- SAIC-owned MG will put solid-state battery tech into a production car “within 12 months,” a company official said.
- MG and other SAIC brands are in line to receive the new-generation batteries that offer double the energy density of current units.
- Other automakers like BMW, VW, and Toyota are working on solid-state batteries, but won’t bring them to market until well into the second half of the decade.
MG’s 4 electric hatchback has won plenty of fans thanks to its keen pricing and agile chassis, but the brand’s EVs will reportedly deliver a knockout advantage rival models can’t match starting next year: solid state battery technology.
The SAIC-owned company’s sister brand, IM, has already unveiled a car equipped with semi-solid-state batteries, and will put that L6 sedan into production this fall. But according to comments attributed to a senior SAIC official by Autocar, MG and its sister brands are also in line to receive the tech “within the next 12 months.”
Related: Toyota’s First Solid-State Battery EV With 750-Mile Range Coming In A Couple Of Years
Automakers around the world say solid-state batteries will revolutionize EVs and are locked in a race to bring the tech to market. But most won’t make that happen until the second half of the decade. BMW has previously suggested a 2030 introduction, Toyota is targeting 2027, and even MG had previously said that its solid-state power packs wouldn’t be ready until 2026.

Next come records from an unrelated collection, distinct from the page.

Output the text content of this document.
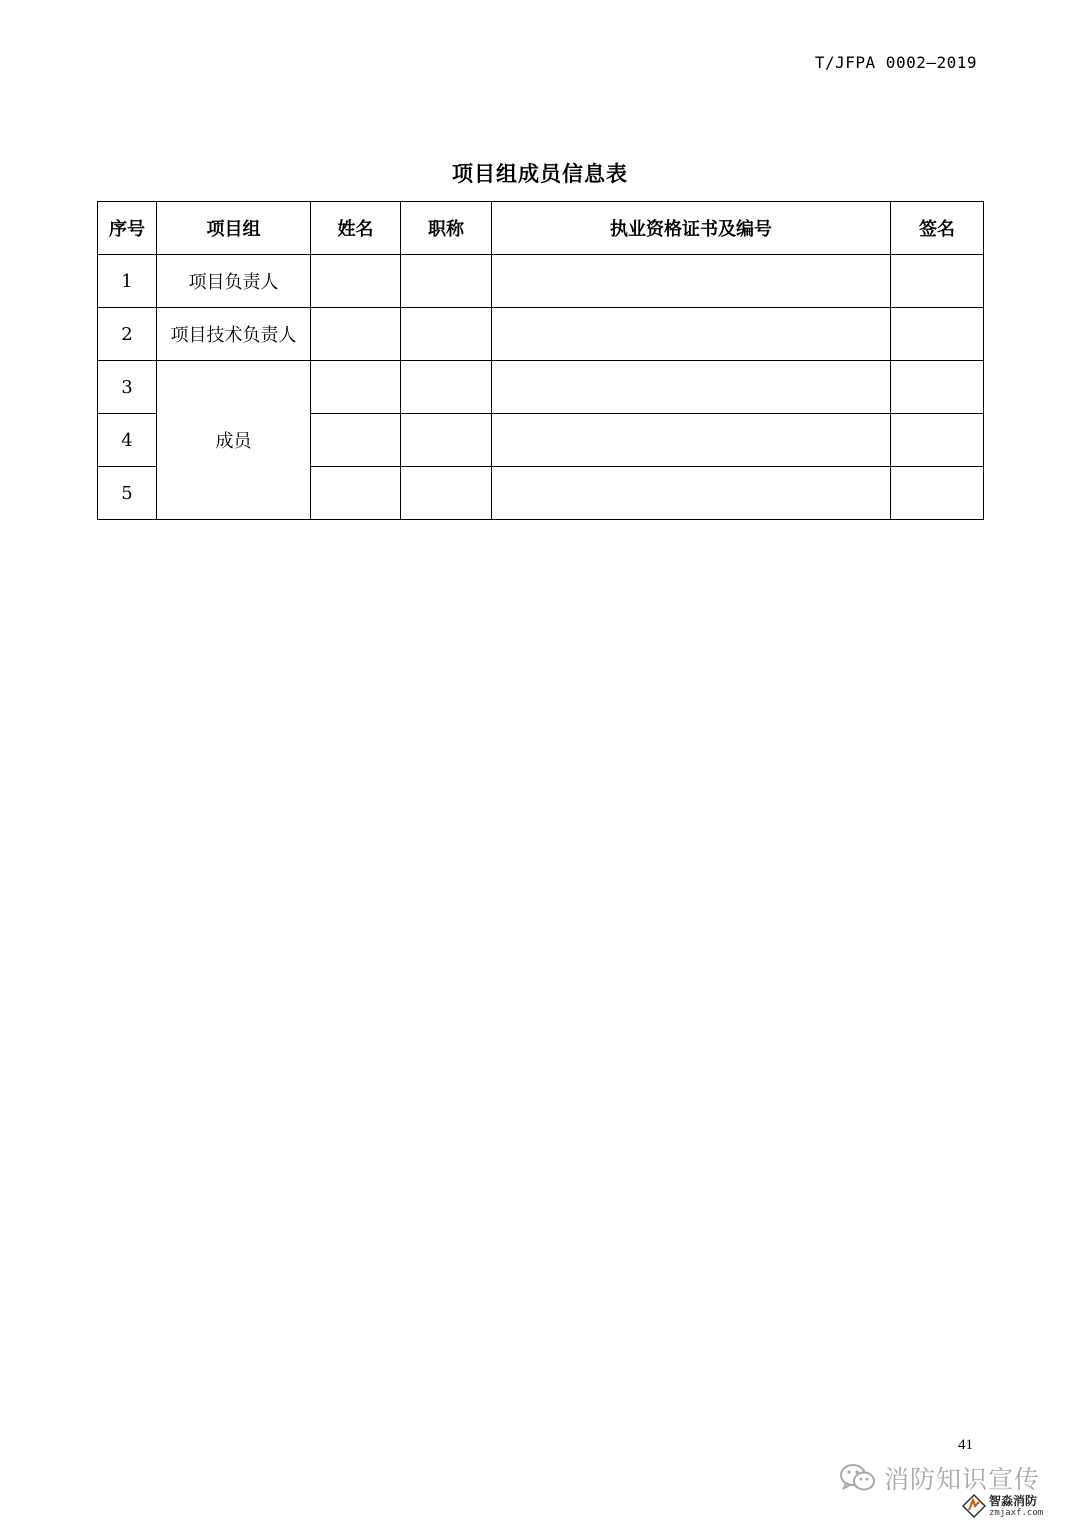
T/JFPA 0002—2019
项目组成员信息表
序号	项目组	姓名	职称	执业资格证书及编号	签名
1	项目负责人				
2	项目技术负责人				
3	成员				
4					
5					
41
消防知识宣传
智淼消防
zmjaxf.com
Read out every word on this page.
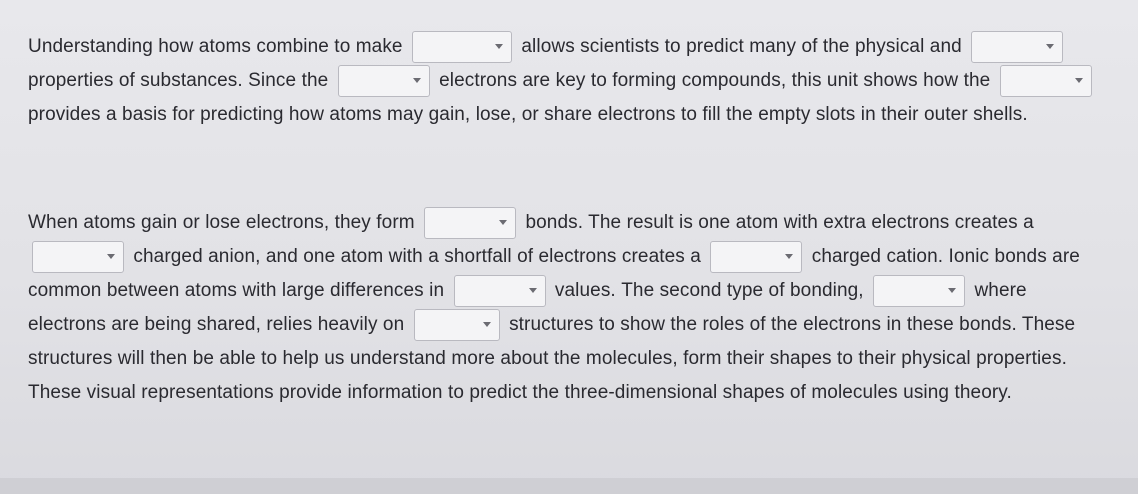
Understanding how atoms combine to make	allows scientists to predict many of the physical and
properties of substances. Since the	electrons are key to forming compounds, this unit shows how the
provides a basis for predicting how atoms may gain, lose, or share electrons to fill the empty slots in their outer shells.
When atoms gain or lose electrons, they form	bonds. The result is one atom with extra electrons creates a
charged anion, and one atom with a shortfall of electrons creates a	charged cation. Ionic bonds are common between atoms with large differences in	values. The second type of bonding,	where electrons are being shared, relies heavily on	structures to show the roles of the electrons in these bonds. These structures will then be able to help us understand more about the molecules, form their shapes to their physical properties. These visual representations provide information to predict the three-dimensional shapes of molecules using theory.
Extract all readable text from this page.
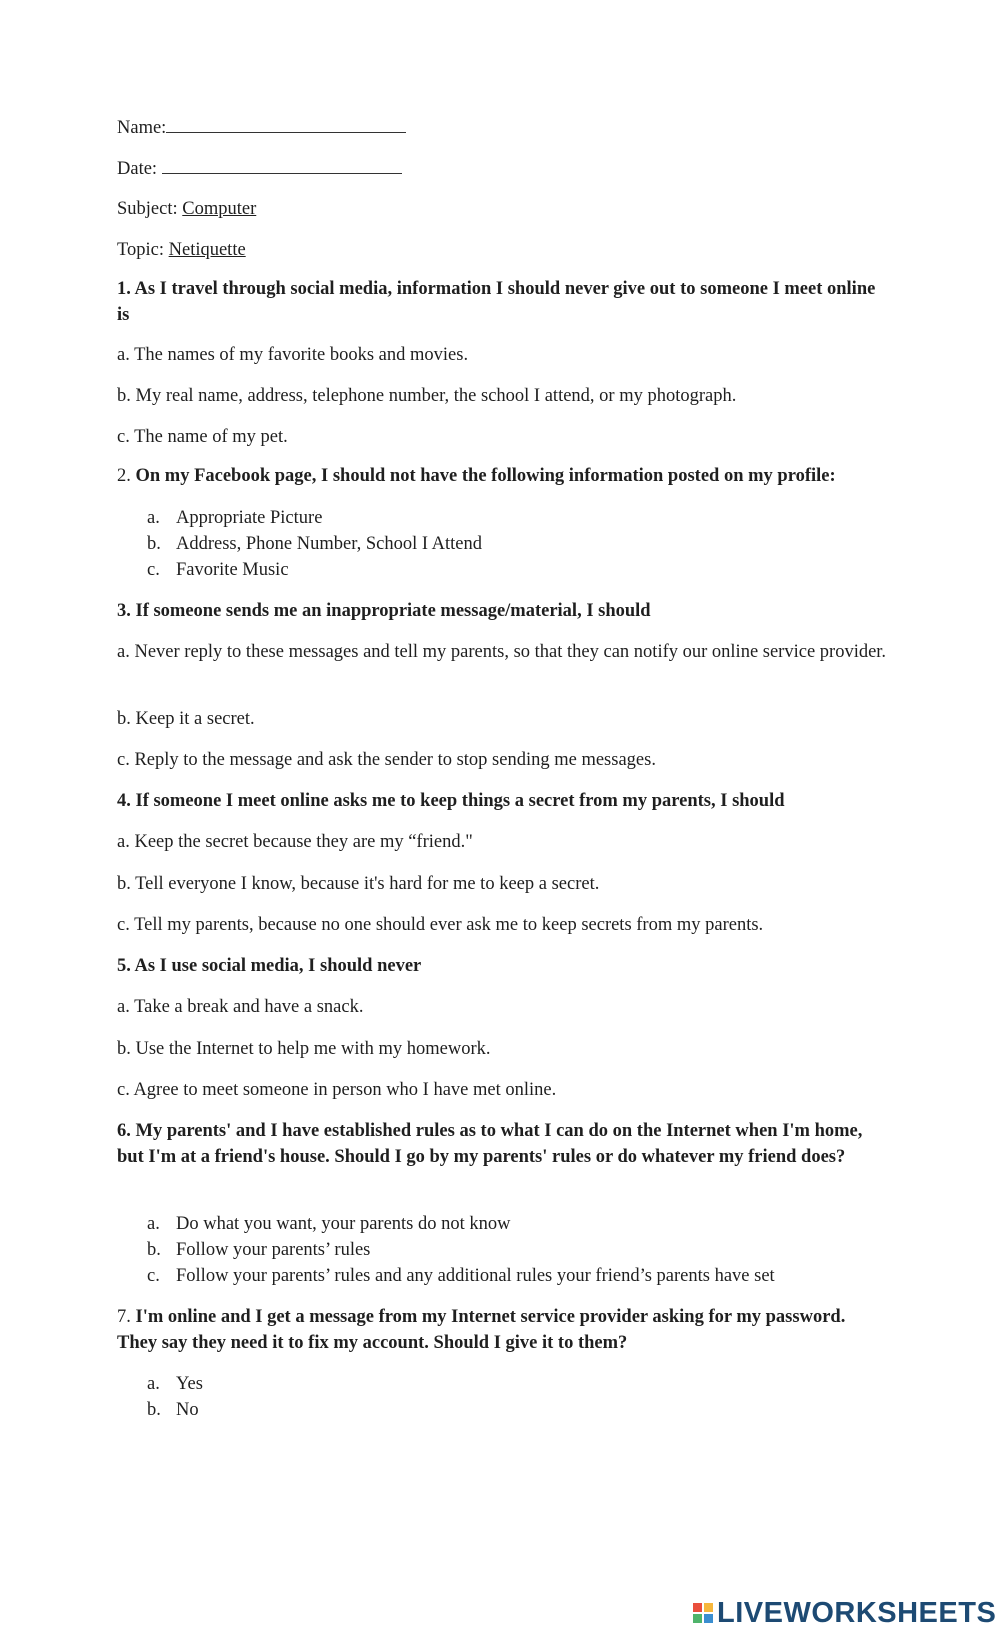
Name:
Date:
Subject: Computer
Topic: Netiquette
1. As I travel through social media, information I should never give out to someone I meet online is
a. The names of my favorite books and movies.
b. My real name, address, telephone number, the school I attend, or my photograph.
c. The name of my pet.
2. On my Facebook page, I should not have the following information posted on my profile:
a. Appropriate Picture
b. Address, Phone Number, School I Attend
c. Favorite Music
3. If someone sends me an inappropriate message/material, I should
a. Never reply to these messages and tell my parents, so that they can notify our online service provider.
b. Keep it a secret.
c. Reply to the message and ask the sender to stop sending me messages.
4. If someone I meet online asks me to keep things a secret from my parents, I should
a. Keep the secret because they are my “friend."
b. Tell everyone I know, because it's hard for me to keep a secret.
c. Tell my parents, because no one should ever ask me to keep secrets from my parents.
5. As I use social media, I should never
a. Take a break and have a snack.
b. Use the Internet to help me with my homework.
c. Agree to meet someone in person who I have met online.
6. My parents' and I have established rules as to what I can do on the Internet when I'm home, but I'm at a friend's house. Should I go by my parents' rules or do whatever my friend does?
a. Do what you want, your parents do not know
b. Follow your parents’ rules
c. Follow your parents’ rules and any additional rules your friend’s parents have set
7. I'm online and I get a message from my Internet service provider asking for my password. They say they need it to fix my account. Should I give it to them?
a. Yes
b. No
LIVEWORKSHEETS
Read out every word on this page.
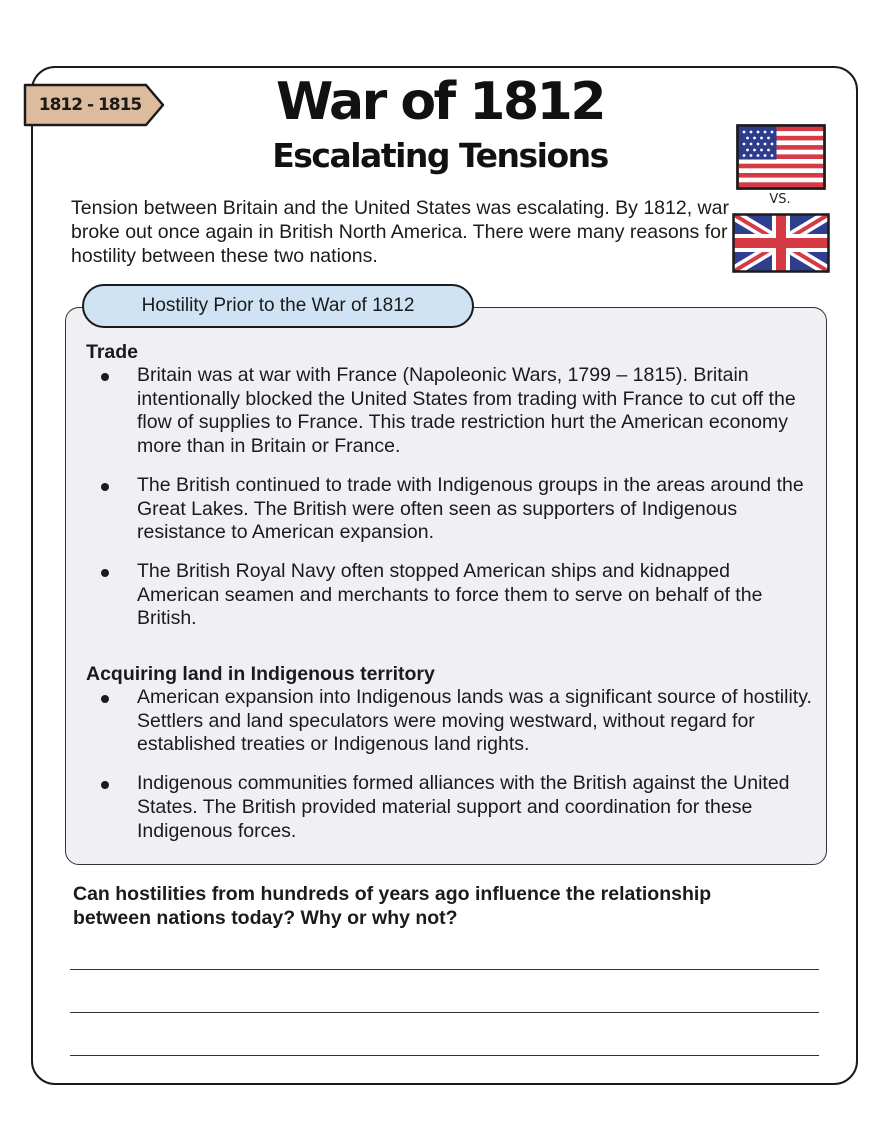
1812 - 1815	War of 1812
Escalating Tensions
VS.

Tension between Britain and the United States was escalating. By 1812, war broke out once again in British North America. There were many reasons for hostility between these two nations.

Hostility Prior to the War of 1812
Trade
Britain was at war with France (Napoleonic Wars, 1799 – 1815). Britain intentionally blocked the United States from trading with France to cut off the flow of supplies to France. This trade restriction hurt the American economy more than in Britain or France.
The British continued to trade with Indigenous groups in the areas around the Great Lakes. The British were often seen as supporters of Indigenous resistance to American expansion.
The British Royal Navy often stopped American ships and kidnapped American seamen and merchants to force them to serve on behalf of the British.
Acquiring land in Indigenous territory
American expansion into Indigenous lands was a significant source of hostility. Settlers and land speculators were moving westward, without regard for established treaties or Indigenous land rights.
Indigenous communities formed alliances with the British against the United States. The British provided material support and coordination for these Indigenous forces.

Can hostilities from hundreds of years ago influence the relationship between nations today? Why or why not?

That timeframe has now shifted forward dramatically if claims made by Yu Jingmin, executive vice president of SAIC’s passenger vehicle operations, are correct. Though he wouldn’t reveal to Autocar which MG model would be first to get the new batteries, Yu Jingmin said it would be unveiled during the second quarter of 2025 and be on sale before the end of that year.
Solid state batteries are twice as energy-dense as current equivalents, meaning they can offer a much greater driving range, or allow automakers to create EVs that offer the same range as existing models, but with smaller, lighter batteries that cost less to make.
SAIC’s L6 sedan, whose battery is likely to be shared in some form with MG, delivers a 621-mile (1,000 km) range from 133 kWh and can add 249 miles (400 km) of charge in just 12 minutes.